More Important Information

  1. Interest Rates: There is really no such thing as an interest rate. The rate offered to you is be based on several factors which include your credit scores, down payment, debt-to-income ratio, and other factors. These Price Adjustment Factors determine what rate and terms I can offer to you. For example, a borrower with a credit score of 740 and higher will be offered a lower rate or lower costs than a borrower with credit scores in the 680 or below range. This is known as Risk-Based Pricing. Your interest rate will depend upon the specific characteristics of the loan and your credit profile up to the time of closing.
  2. Locking the Interest Rate: Interest rates quoted are subject to change at any time with market conditions; they change constantly, just like the stock market. You have two choices; you can ‘lock’ your loan or ‘float’ with the market. Your interest rate can be ‘locked’ when we receive a purchase agreement. When you ‘lock’ the interest rate and terms; you’re protected from possible rate increases during the processing of your loan. However, don’t expect to get a lower rate if rates do go down during the processing of your loan. If you ‘float’; you are not protected from rising rates. It is up to you to determine when to lock. This means that you will have to contact me to find out what the rates are on any given day.
  3. Closing Costs and Pre-Paid Expenses: All mortgages have costs and expenses associated with obtaining a loan. These costs consist of the appraisal, credit report, title update, and title insurance, along with the various government fees and mortgage registration tax, etc. Closing costs can be paid by you at closing. They can be paid by the seller as “seller paid concessions” or they can even be paid by the lender as a closing cost credit. I will be happy to discuss this in more detail with you.
  4. Appraisal of the Property: The appraisal establishes the property value and is determined by an inspection & evaluation performed by a licensed appraiser which is subject to review and approval by the loan underwriter. Appraisal cost is approximately $475.00 to $575.00 and is paid when we receive your purchase agreement. You will receive a copy of the appraisal.
  5. Gift Funds: Gifts are allowed on most loans to help with the Down Payment and other costs. There are specific requirements as to who may give the gift, usually a relative, charitable organizations, employers or government agencies, etc.
  6. Funds Needed at Closing: All funds required for this transaction must be verified and come from accounts listed on the application. Funds to be in the form of a cashier’s check or wire transfer.

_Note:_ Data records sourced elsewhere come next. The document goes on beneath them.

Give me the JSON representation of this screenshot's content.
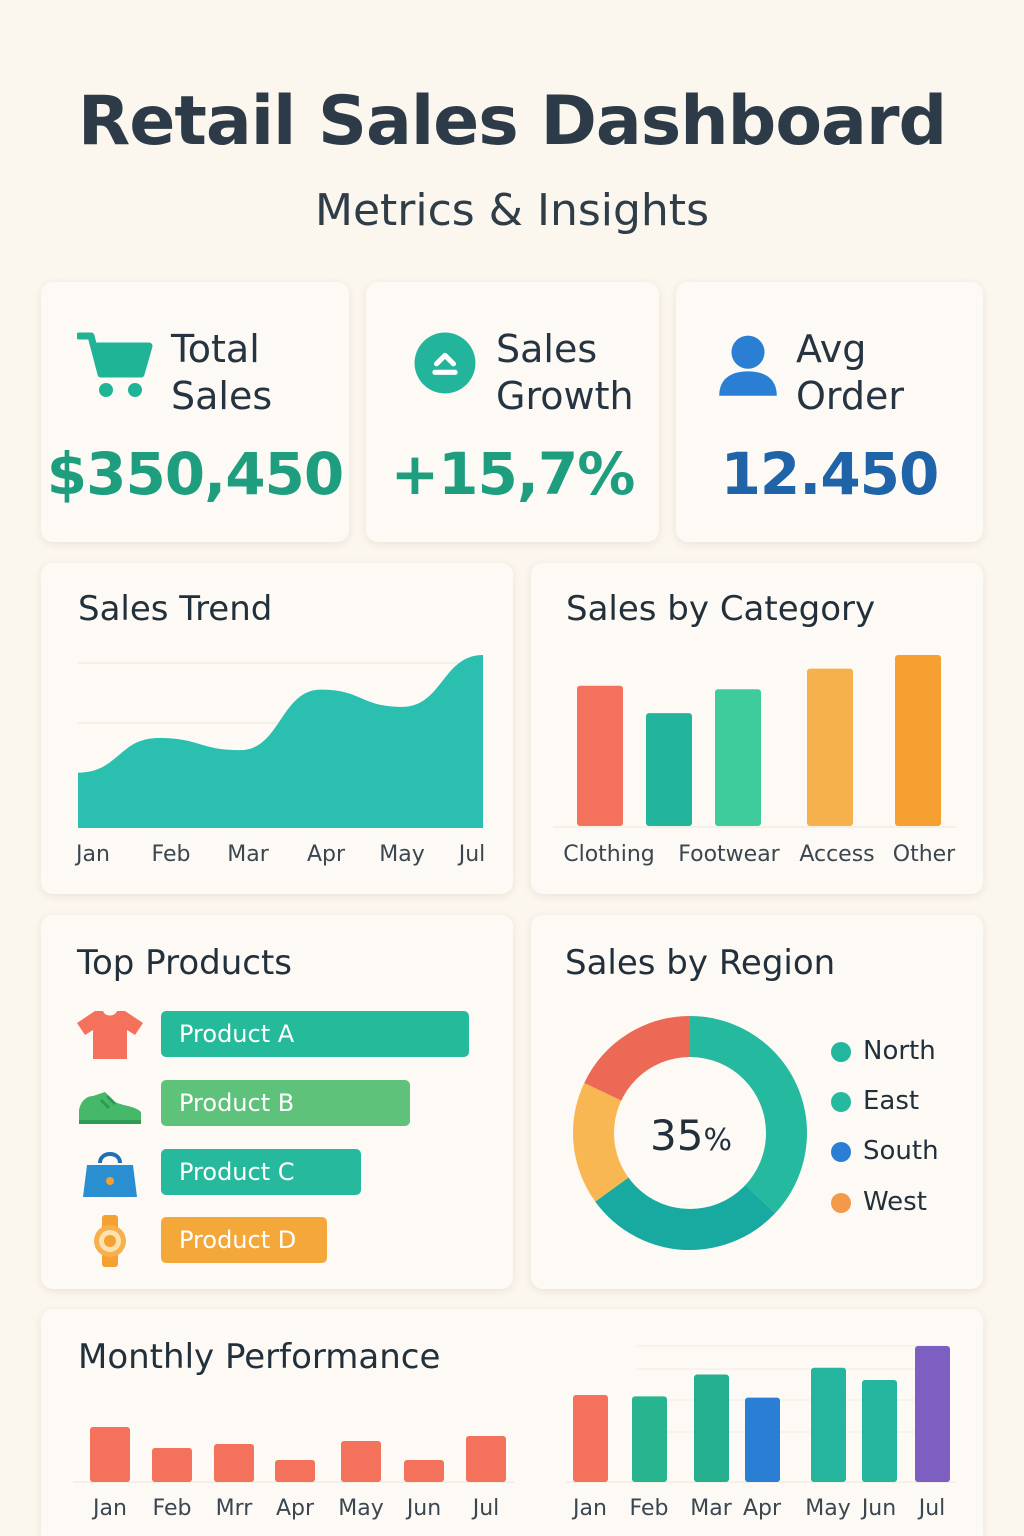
{
  "header": {
    "title": "Retail Sales Dashboard",
    "subtitle": "Metrics & Insights"
  },
  "kpis": [
    {
      "label": "Total Sales",
      "value": "$350,450",
      "icon": "shopping-cart-icon",
      "color": "#1e9e7f"
    },
    {
      "label": "Sales Growth",
      "value": "+15,7%",
      "icon": "growth-arrow-icon",
      "color": "#1e9e7f"
    },
    {
      "label": "Avg Order",
      "value": "12.450",
      "icon": "user-icon",
      "color": "#1f63a8"
    }
  ],
  "sales_trend": {
    "title": "Sales Trend",
    "chart_data": {
      "type": "area",
      "categories": [
        "Jan",
        "Feb",
        "Mar",
        "Apr",
        "May",
        "Jul"
      ],
      "values": [
        32,
        52,
        45,
        80,
        70,
        100
      ],
      "grid": true,
      "color": "#2bbfb0"
    }
  },
  "sales_by_category": {
    "title": "Sales by Category",
    "chart_data": {
      "type": "bar",
      "categories": [
        "Clothing",
        "Footwear",
        "Access",
        "Other"
      ],
      "bars": [
        {
          "category": "Clothing",
          "value": 82,
          "color": "#f4715b"
        },
        {
          "category": "Footwear",
          "value": 66,
          "color": "#22b59c"
        },
        {
          "category": "Footwear",
          "value": 80,
          "color": "#3fcc9d"
        },
        {
          "category": "Access",
          "value": 92,
          "color": "#f7b14c"
        },
        {
          "category": "Other",
          "value": 100,
          "color": "#f5a030"
        }
      ]
    }
  },
  "top_products": {
    "title": "Top Products",
    "chart_data": {
      "type": "bar",
      "items": [
        {
          "label": "Product A",
          "value": 100,
          "color": "#25bb9a",
          "icon": "t-shirt-icon"
        },
        {
          "label": "Product B",
          "value": 81,
          "color": "#5ec27a",
          "icon": "sneaker-icon"
        },
        {
          "label": "Product C",
          "value": 65,
          "color": "#27b99d",
          "icon": "handbag-icon"
        },
        {
          "label": "Product D",
          "value": 54,
          "color": "#f5a83a",
          "icon": "watch-icon"
        }
      ]
    }
  },
  "sales_by_region": {
    "title": "Sales by Region",
    "center_value": "35",
    "center_unit": "%",
    "chart_data": {
      "type": "pie",
      "segments": [
        {
          "value": 37,
          "color": "#25b9a0"
        },
        {
          "value": 28,
          "color": "#18aaa0"
        },
        {
          "value": 17,
          "color": "#f9b754"
        },
        {
          "value": 18,
          "color": "#ec6a55"
        }
      ],
      "legend": [
        {
          "label": "North",
          "color": "#23b69f"
        },
        {
          "label": "East",
          "color": "#27b99d"
        },
        {
          "label": "South",
          "color": "#2a7fd4"
        },
        {
          "label": "West",
          "color": "#f29a4a"
        }
      ]
    }
  },
  "monthly_performance": {
    "title": "Monthly Performance",
    "chart_left": {
      "type": "bar",
      "categories": [
        "Jan",
        "Feb",
        "Mrr",
        "Apr",
        "May",
        "Jun",
        "Jul"
      ],
      "values": [
        55,
        34,
        38,
        22,
        41,
        22,
        46
      ],
      "color": "#f4715b"
    },
    "chart_right": {
      "type": "bar",
      "categories": [
        "Jan",
        "Feb",
        "Mar",
        "Apr",
        "May",
        "Jun",
        "Jul"
      ],
      "values": [
        64,
        63,
        79,
        62,
        84,
        75,
        100
      ],
      "colors": [
        "#f4715b",
        "#27b58f",
        "#24b08e",
        "#2a7fd4",
        "#25b49d",
        "#25b49d",
        "#7d5fc2"
      ]
    }
  }
}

  7. Bank Accounts: During the loan process, do not deposit any large amounts without supporting the deposit with a paper trail (send a copy of the check and deposit receipt to us) and do not transfer funds from one account to another.
  8. New Credit after Application: Just prior to the closing of your loan; all lenders will pull your credit again and review it for changes and any new debts. Do not apply for and do not incur any new loans or debt during this process. Do not make purchases that will increase your monthly obligations. This could result in lower credit scores and higher debt ratios which could disqualify you for financing.
  9. Homeowner Insurance: A One Year Hazard Insurance policy is needed to protect your home in case of fire, storm or other damaging events. You can shop for this policy once you have signed a purchase agreement.